Tour de France - Casar victorious in Angoulême

Eurosport - Sat, 28 Jul 10:13:00 2007

Française de Jeux's Sandy Casar made amends for his narrow loss to Cedric Vasseur last week by taking a breakaway victory in stage 18 of the Tour de France.

CYCLING 2007 Tour de France Sandy Casar - 0

The Frenchman proved the strongest of a quartet that had been in front all day, sprinting clear of Axel Merckx, Laurent Lefevre and Michael Boogerd while Tom Boonen led home the peloton 8 minutes 34 seconds later.

Yellow jersey Alberto Contador finished in the second part of the peloton, and saw his lead in the overall standings over Cadel Evans cut by three seconds to one minute 50 seconds.

After a series of unsuccessful attacks at the start of the stage, Lefevre (Bouygues Telecom) and Casar attacked on the Côte de Salvezou, and were quickly joined by Frederick Willems (Liquigas) and Boogerd (Rabobank).

Keen to take his first ever stage win in the Tour de France in the last year of his professional career, T-Mobile's Merckx hared off from the peloton in pursuit of the lead quartet.

Up the road, the second canine collision of the Tour took place, as a stray dog ran out into the road, causing Willems to crash and taking Casar with him. While Casar was soon back up on his bike, Willems took far longer to recover, and was eventually caught by the peloton.

The incident played into the hands of Merckx, who was able to join Casar and work with the Frenchman to reach the duo out in front.
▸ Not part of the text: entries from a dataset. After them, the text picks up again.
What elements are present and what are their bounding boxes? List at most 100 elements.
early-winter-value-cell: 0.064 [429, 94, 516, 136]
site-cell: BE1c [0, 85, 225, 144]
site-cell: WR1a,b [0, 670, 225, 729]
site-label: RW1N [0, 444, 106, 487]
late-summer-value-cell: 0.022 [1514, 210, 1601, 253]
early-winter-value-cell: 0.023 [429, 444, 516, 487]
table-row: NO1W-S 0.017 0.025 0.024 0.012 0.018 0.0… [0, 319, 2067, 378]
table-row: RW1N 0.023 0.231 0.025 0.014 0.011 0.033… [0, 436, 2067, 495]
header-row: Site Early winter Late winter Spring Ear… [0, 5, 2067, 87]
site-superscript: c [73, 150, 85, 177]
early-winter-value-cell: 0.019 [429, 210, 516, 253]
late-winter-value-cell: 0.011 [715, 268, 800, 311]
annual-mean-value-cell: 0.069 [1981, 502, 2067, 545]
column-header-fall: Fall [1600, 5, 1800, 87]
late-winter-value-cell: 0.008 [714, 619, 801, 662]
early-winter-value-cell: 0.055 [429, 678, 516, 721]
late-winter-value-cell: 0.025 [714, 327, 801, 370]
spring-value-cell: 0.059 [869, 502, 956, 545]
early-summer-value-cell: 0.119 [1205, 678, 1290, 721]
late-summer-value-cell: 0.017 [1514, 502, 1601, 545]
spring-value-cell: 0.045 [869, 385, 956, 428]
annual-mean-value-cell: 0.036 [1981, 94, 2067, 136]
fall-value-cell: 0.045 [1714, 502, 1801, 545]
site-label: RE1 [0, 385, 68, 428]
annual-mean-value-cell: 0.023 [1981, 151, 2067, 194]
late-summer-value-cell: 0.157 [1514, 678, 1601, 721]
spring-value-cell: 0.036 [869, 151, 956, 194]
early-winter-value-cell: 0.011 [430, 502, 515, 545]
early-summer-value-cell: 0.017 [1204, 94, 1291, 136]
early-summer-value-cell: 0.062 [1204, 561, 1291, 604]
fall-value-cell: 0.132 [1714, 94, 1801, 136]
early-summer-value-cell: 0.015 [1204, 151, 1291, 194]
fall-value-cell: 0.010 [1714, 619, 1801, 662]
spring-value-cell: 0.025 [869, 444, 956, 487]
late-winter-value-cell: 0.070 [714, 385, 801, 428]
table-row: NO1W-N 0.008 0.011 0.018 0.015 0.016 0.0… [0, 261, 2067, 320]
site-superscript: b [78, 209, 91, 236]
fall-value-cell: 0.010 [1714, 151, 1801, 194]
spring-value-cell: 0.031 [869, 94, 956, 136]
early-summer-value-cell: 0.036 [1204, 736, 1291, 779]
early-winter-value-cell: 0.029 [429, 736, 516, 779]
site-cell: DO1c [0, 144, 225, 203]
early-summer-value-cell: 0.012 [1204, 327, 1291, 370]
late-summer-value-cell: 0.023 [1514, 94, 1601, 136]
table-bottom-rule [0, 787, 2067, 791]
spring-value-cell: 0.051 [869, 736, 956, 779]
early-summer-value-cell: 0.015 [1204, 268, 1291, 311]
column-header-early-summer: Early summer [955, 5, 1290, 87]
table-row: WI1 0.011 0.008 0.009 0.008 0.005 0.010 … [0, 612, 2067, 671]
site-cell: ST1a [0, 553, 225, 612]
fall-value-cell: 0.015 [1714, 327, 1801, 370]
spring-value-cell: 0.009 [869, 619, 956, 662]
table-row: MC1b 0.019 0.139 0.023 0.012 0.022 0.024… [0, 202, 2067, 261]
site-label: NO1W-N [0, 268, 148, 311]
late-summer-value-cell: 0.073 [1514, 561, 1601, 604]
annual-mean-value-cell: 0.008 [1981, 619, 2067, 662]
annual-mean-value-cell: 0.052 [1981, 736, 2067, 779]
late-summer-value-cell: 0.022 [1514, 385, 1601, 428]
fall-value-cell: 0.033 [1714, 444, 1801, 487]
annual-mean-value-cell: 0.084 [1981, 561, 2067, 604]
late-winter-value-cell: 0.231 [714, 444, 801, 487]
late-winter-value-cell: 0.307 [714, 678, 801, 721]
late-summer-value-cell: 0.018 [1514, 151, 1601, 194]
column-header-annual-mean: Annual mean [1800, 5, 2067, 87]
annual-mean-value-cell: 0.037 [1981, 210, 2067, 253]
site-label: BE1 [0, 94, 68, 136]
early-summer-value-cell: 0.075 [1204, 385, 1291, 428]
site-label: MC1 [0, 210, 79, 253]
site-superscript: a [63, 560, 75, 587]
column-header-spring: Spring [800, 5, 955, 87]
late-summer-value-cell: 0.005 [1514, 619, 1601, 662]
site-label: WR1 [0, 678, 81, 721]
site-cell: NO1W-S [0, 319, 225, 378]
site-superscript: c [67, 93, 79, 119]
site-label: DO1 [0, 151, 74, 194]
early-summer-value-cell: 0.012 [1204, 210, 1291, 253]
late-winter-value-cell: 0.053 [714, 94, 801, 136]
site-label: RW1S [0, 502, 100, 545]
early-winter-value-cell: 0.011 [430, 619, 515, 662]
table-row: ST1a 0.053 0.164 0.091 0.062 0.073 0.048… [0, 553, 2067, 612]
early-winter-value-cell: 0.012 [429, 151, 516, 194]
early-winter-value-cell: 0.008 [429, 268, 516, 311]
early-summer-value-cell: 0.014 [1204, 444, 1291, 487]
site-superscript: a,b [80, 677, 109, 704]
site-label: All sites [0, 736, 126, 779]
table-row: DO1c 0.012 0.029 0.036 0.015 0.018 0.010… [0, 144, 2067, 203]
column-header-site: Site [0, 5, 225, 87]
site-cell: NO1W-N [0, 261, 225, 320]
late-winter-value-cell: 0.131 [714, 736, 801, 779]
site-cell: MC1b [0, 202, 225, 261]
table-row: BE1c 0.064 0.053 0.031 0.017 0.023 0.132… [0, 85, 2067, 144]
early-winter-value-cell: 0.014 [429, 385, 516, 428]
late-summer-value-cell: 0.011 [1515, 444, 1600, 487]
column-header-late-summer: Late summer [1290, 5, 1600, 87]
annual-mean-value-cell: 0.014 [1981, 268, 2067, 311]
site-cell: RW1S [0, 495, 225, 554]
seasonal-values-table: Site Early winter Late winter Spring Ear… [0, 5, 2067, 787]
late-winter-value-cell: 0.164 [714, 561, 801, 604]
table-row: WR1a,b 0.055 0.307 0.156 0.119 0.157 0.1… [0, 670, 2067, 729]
With none of the teams in the peloton bothered about taking the stage to a mass sprint, the quartet were given a free reign and built a lead that grew to almost 18 minutes. Seeing Mikel Astarloza's place in the top ten of the general classification under threat from Boogerd, the Euskaltel finally stirred life into the pack with 25 kilometres to go, and the time gap between the two groups came tumbling.

Aware he was unlikely to prevail in a sprint, Lefevre launched a huge attack six kilometres from home, and Boogerd was forced to dig deep to close the sizeable gap the Frenchman created.

Casar then took advantage of a traffic island to burst clear three kilometres from home, only to be caught in the final kilometre with Boogerd again having led the chase.

The Frenchman would not be denied though, and moved clear of his three rivals over the last 150 metres to take his first stage win in the Tour.